Why Do My Potatoes Smell Like Fish? Is It Safe?

Potatoes that smell like fish are almost certainly starting to rot. The fishy odor comes from chemical compounds called amines, particularly trimethylamine, which bacteria produce as they break down potato tissue. This is the same compound responsible for the smell of old seafood. If your potatoes have reached this point, they are not safe to eat.

What Causes the Fishy Smell

When bacteria colonize a potato, they begin digesting its cells and releasing a cocktail of volatile compounds including aldehydes, ketones, alcohols, hydrogen sulfide, and amines. Trimethylamine is the standout culprit behind a distinctly fishy scent. In small amounts, the smell might be faint or just “off.” As decay progresses, it intensifies and can become overwhelming.

The most common bacterium involved is one that causes a condition called bacterial soft rot. It thrives in warm, moist environments and can spread from a single infected potato to an entire bag. The rot often starts inside the potato or at a wound site (a nick from harvesting, a bruise from handling) and works outward, meaning a potato can be deteriorating internally before you notice anything on the surface.

How to Spot a Rotting Potato

The fishy smell is often the first warning sign, but there are visual and textural clues too. Affected potatoes develop small to large circular lesions on the skin that look sunken, tan or brown, and water-soaked. Press gently and the flesh underneath feels soft or spongy rather than firm. In more advanced cases, an amber-colored liquid may ooze from the rotting areas. The internal tissue turns white to tan and breaks down into a paste-like consistency.

A different type of rot, sometimes called leak, produces tissue that looks brown or gray with a uniform, watery texture. The margins of the decayed area are sharply defined and darker in color. These potatoes tend to develop a sour odor rather than a fishy one, and they eventually dry out into a thin, papery shell.
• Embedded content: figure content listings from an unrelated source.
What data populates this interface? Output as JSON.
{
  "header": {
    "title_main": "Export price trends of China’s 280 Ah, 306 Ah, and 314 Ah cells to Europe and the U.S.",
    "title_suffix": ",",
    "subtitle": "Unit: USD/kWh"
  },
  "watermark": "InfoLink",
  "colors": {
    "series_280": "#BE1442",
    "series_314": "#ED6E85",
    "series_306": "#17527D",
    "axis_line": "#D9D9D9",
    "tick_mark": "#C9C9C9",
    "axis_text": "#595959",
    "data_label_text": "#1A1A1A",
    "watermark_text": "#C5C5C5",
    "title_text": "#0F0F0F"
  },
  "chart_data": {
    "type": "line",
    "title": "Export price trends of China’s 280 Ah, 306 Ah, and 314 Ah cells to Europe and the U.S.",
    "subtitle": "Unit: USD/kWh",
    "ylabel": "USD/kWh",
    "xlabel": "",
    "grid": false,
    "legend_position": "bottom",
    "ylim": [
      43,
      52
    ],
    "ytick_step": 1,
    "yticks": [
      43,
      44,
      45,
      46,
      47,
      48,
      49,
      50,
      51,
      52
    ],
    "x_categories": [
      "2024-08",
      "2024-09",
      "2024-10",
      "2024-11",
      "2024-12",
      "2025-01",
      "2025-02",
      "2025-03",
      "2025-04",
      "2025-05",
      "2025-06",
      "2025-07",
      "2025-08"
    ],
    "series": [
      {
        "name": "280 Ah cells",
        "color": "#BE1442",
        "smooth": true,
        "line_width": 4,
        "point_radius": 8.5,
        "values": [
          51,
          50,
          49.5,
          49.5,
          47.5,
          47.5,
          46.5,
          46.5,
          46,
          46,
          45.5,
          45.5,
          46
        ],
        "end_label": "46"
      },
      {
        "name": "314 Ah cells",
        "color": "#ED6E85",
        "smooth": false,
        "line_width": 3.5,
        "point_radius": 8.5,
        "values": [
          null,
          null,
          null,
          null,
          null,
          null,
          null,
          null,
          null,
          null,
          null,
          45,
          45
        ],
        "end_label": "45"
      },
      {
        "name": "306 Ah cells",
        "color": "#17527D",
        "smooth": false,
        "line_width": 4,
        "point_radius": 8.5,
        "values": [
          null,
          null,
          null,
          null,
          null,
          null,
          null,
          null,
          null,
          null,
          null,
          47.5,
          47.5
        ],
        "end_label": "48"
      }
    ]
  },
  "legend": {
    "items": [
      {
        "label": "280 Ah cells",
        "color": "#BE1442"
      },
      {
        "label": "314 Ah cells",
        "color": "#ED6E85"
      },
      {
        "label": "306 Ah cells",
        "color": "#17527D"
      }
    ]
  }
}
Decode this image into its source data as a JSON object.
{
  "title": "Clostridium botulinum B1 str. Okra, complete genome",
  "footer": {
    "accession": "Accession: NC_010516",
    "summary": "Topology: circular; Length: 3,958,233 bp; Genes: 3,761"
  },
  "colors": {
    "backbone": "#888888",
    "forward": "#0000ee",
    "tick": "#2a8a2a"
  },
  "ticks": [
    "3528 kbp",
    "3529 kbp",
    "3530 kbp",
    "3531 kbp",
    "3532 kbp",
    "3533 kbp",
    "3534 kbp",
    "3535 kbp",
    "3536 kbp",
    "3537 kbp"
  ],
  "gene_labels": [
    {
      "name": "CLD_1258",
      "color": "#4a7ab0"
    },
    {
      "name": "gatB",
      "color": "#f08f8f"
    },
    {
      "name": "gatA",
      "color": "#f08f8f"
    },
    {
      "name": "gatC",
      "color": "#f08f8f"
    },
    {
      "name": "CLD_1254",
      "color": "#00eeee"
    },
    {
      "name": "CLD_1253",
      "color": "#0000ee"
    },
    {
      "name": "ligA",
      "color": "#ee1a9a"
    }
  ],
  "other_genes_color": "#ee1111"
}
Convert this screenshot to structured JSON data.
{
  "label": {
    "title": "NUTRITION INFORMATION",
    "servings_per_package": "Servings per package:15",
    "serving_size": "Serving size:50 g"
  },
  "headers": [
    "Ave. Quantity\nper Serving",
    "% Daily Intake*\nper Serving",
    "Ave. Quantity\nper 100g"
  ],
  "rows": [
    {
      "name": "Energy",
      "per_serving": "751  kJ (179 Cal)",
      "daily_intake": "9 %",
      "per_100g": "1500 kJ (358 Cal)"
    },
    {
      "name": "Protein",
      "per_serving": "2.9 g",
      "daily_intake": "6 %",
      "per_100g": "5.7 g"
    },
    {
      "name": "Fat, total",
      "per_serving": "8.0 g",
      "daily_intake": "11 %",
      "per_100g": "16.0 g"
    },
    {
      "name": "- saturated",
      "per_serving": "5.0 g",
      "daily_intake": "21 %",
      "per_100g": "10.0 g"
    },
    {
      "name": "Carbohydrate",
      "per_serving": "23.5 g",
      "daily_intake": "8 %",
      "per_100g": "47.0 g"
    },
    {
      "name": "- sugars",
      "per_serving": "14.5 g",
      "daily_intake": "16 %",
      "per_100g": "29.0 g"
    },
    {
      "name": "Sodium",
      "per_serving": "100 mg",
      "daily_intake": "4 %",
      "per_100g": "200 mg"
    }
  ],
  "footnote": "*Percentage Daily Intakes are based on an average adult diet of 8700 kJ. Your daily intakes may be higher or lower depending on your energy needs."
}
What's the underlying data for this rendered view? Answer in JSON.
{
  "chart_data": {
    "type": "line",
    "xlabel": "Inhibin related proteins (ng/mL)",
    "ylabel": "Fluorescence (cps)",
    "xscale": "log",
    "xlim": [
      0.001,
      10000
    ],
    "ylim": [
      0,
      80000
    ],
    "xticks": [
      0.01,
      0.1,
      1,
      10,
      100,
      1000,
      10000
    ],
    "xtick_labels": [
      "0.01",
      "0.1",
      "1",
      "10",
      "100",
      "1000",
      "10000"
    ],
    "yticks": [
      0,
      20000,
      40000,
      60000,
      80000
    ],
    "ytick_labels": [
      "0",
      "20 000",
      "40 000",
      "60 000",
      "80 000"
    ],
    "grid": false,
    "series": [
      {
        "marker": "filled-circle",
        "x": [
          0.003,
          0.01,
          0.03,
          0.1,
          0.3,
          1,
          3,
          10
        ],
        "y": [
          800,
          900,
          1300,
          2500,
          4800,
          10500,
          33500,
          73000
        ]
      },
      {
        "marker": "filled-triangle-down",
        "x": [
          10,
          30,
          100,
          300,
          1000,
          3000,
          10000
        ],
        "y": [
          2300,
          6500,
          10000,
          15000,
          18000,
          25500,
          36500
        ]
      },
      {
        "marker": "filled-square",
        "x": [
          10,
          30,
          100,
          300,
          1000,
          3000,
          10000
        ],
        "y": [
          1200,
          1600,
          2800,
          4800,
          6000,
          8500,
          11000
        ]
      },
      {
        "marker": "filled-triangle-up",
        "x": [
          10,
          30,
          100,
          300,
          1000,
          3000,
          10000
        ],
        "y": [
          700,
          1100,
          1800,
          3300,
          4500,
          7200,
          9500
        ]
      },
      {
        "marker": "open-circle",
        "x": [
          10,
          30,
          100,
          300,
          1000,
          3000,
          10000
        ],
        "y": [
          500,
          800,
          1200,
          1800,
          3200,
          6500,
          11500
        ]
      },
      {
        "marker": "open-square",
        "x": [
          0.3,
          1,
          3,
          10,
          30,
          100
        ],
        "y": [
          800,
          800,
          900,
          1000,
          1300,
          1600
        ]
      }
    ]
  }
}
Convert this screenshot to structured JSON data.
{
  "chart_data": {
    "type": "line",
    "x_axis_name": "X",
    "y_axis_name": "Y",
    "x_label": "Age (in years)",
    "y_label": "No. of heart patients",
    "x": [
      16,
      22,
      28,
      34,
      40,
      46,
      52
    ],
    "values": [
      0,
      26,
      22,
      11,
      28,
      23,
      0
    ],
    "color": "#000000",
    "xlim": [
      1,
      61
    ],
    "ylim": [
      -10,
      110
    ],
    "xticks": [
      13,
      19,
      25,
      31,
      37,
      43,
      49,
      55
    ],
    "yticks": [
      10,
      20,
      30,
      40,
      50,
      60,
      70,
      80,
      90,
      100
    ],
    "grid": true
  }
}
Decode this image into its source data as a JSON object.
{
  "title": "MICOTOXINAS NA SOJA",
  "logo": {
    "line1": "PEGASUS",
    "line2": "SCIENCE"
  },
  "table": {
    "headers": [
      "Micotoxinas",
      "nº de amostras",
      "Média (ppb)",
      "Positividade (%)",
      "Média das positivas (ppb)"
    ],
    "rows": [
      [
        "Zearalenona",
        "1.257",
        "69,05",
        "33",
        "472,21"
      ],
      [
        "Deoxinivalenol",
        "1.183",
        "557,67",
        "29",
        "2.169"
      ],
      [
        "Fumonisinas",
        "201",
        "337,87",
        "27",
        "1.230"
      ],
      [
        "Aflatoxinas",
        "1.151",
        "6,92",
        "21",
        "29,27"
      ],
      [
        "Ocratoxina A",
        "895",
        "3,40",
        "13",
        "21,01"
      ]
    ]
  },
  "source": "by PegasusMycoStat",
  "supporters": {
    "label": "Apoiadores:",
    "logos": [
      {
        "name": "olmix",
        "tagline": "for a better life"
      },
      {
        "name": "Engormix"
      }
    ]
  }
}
Both conditions mean the potato should be thrown away.

Storage Mistakes That Accelerate Rot

The most common reason potatoes go bad prematurely at home is improper storage. Potatoes are still alive after harvest. They continue to respire, consuming oxygen and releasing carbon dioxide and moisture. When they’re sealed in a plastic bag with no airflow, oxygen levels drop and the potatoes shift into anaerobic respiration (essentially fermentation). This creates off-flavors, foul odors, and conditions where rot-causing bacteria flourish.

Heat makes everything worse. A warm kitchen counter or a spot near the stove dramatically shortens shelf life. Moisture is equally problematic. If potatoes sit in condensation or their own trapped humidity, the wet surface becomes a breeding ground for bacteria. Even a single potato that has started to rot releases moisture and gases that can trigger decay in its neighbors, which is why one bad potato really does spoil the bunch.

How to Store Potatoes Correctly

The ideal storage temperature for potatoes is 45 to 50°F (7 to 10°C), which for most people means a cool basement, garage, or pantry rather than the refrigerator. Commercial potato storage facilities hold tubers at 50 to 55°F with high humidity during a curing period to let any skin damage heal, then lower the temperature gradually. You don’t need to replicate commercial conditions exactly, but the principles apply: cool, dark, and ventilated.

Use a paper bag, mesh bag, or open cardboard box rather than a sealed plastic bag. The goal is airflow. Keep potatoes away from onions, which release gases that accelerate sprouting. Check your potatoes every few days and remove any that feel soft, show dark spots, or smell off. If you bought a bag and one potato is already rotting, inspect every potato in the bag individually. Wipe down any that were touching the bad one and let them dry before storing them again.

Are Fishy-Smelling Potatoes Dangerous?

Yes. Potatoes that have reached the point of producing a fishy or foul smell should not be eaten, even if you cut away the visibly rotten parts. The bacteria responsible for the odor may have spread beyond the area you can see, and the chemical byproducts of decomposition penetrate further than the soft tissue. Rotting potatoes also produce toxic gases. There are documented cases of people being fatally overcome by the fumes from large quantities of decaying potatoes in enclosed spaces like basements or cellars.

Potatoes also naturally contain a toxic compound called solanine, which increases when tubers are damaged, green, or decaying. Solanine is not what causes the smell (it has no odor), but a rotting potato may have elevated levels of it alongside the bacterial toxins. The bottom line: if a potato smells like fish, throw it out. If multiple potatoes in a bag smell off, discard the entire bag and ventilate the area where they were stored.